As noted by the Columbia Journalism Review (3-4/98), several former Fox employees “complained of ‘management sticking their fingers’ in the writing and editing of stories to cook the facts to make a story more palatable to right-of-center tastes.” Said one: “I’ve worked at a lot of news organizations and never found that kind of manipulation.”

Those tendencies are obvious to a reasonable observer of Fox programming. Some examples:

  • Special Report, long-billed as Fox’s signature news show, was launched to cover President Bill Clinton’s sex scandal. A 2001 FAIR study (Extra!, 7-8/01) found that the show’s one-on-one interview segment favored Republican guests over Democrats by a startling 8-to-1 ratio; after anchor Brit Hume promised to look into the problem of biased guest selection a 2002 FAIR study showed the the show had improved to a mere 3-to-2 advantage for Republicans, before returning to a 5-to-1 Republican/ Democrat slant in 2004 (Extra!, 7-8/04). Special Report’s “Political Grapevine” segment is a a roundup of news shorts primarily portraying Fox enemies—Democrats, liberals, civil rights leaders, etc.—in a bad light (Extra!, 7-8/01). The show’s regular panel discussion is typically slanted to the right as well, with conservative commentators “debating” centrist reporters.
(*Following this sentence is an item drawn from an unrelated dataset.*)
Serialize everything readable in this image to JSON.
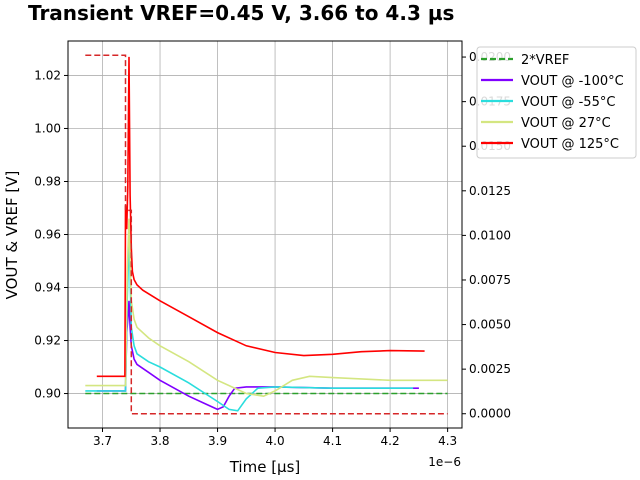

  • The late Tony Snow, a Fox News Sunday anchor, Rush Limbaugh fill-in and former chief speechwriter for George Bush, Sr., often seemed confused about whether he was a journalist or politician. While a Fox News anchor in 1996, Snow endorsed GOP candidate Bob Dole for president in the Republican National Committee’s magazine Rising Tide (New York, 11/17/97).
  • Later, as he was ostensibly covering the 2000 GOP convention for Fox, Snow jumped up on a stage to give a speech to the Republican Youth Caucus when a scheduled speaker failed to show. Snow was followed on the platform by Sen. Trent Lott, who began with the cheer, “How about Tony Snow in 2008?” Snow left Fox to become George W. Bush’s press secretary.
  • On election night 2000, George W. Bush’s cousin John Prescott Ellis was in charge of Fox’s “decision desk” tracking election night returns. The network was first to declare Bush the winner in Florida, and therefore of the presidency. According to the Washington Post (11/14/00), Ellis spent part of the night on the phone with his cousins George and Florida Gov. Jeb Bush, “giving them updated assessments of the vote count.” (Ellis boasted of these conversations to the New Yorker’s Jane Mayer—11/20/00.) A few hours later, Fox, and the networks that followed suit, would retract the Bush call, but the premature decision by Ellis and his team left the enduring impression that Bush had actually won the election and that Democrats who legitimately challenged that result were sore losers.
  • In the spring and summer of 2004, few media outlets were as relentless as Fox News in promoting claims by the Swift Boat Veterans for Truth that Democratic presidential candidate John Kerry’s Vietnam record was fabricated (Atlanta Journal, 9/4/04)—charges that were patently fraudulent (FAIR Media Advisory, 8/30/04). In the month of August alone, Special Report averaged nearly two segments per night (42 segments in 22 broadcasts) mentioning the Swift Boat Vets’ charges.
  • During the 2004 campaign, Fox News correspondent Carl Cameron posted a story on the Fox News website containing made-up quotes from John Kerry, including “Women should like me! I do manicures,” “Didn’t my nails and cuticles look great?” and “I’m metrosexual” (Media Matters, 10/4/04).
  • On Fox’s news program Happening Now (2/10/09), anchor Jon Scott’s report on how the Democrats’ stimulus bill had grown larger over time was almost entirely based on an unedited Republican GOP news release. In fact, as Media Matters pointed out (2/10/09), the segment tracked so closely to the release copy that one of Fox’s on-screen graphics even repeated a typo from the GOP release.
  • Fox News has an affiliated website, Fox Nation; as Eric Alterman noted (Nation, 11/9/09), Fox uses the tag “Fox Nation Victory!” to trumpet such stories on the site as “Obama’s Drive for Climate Change Bill Delayed,” “Congress Delays Healthcare Rationing Bill” and “Obama’s ‘Green Czar’ Resigns.”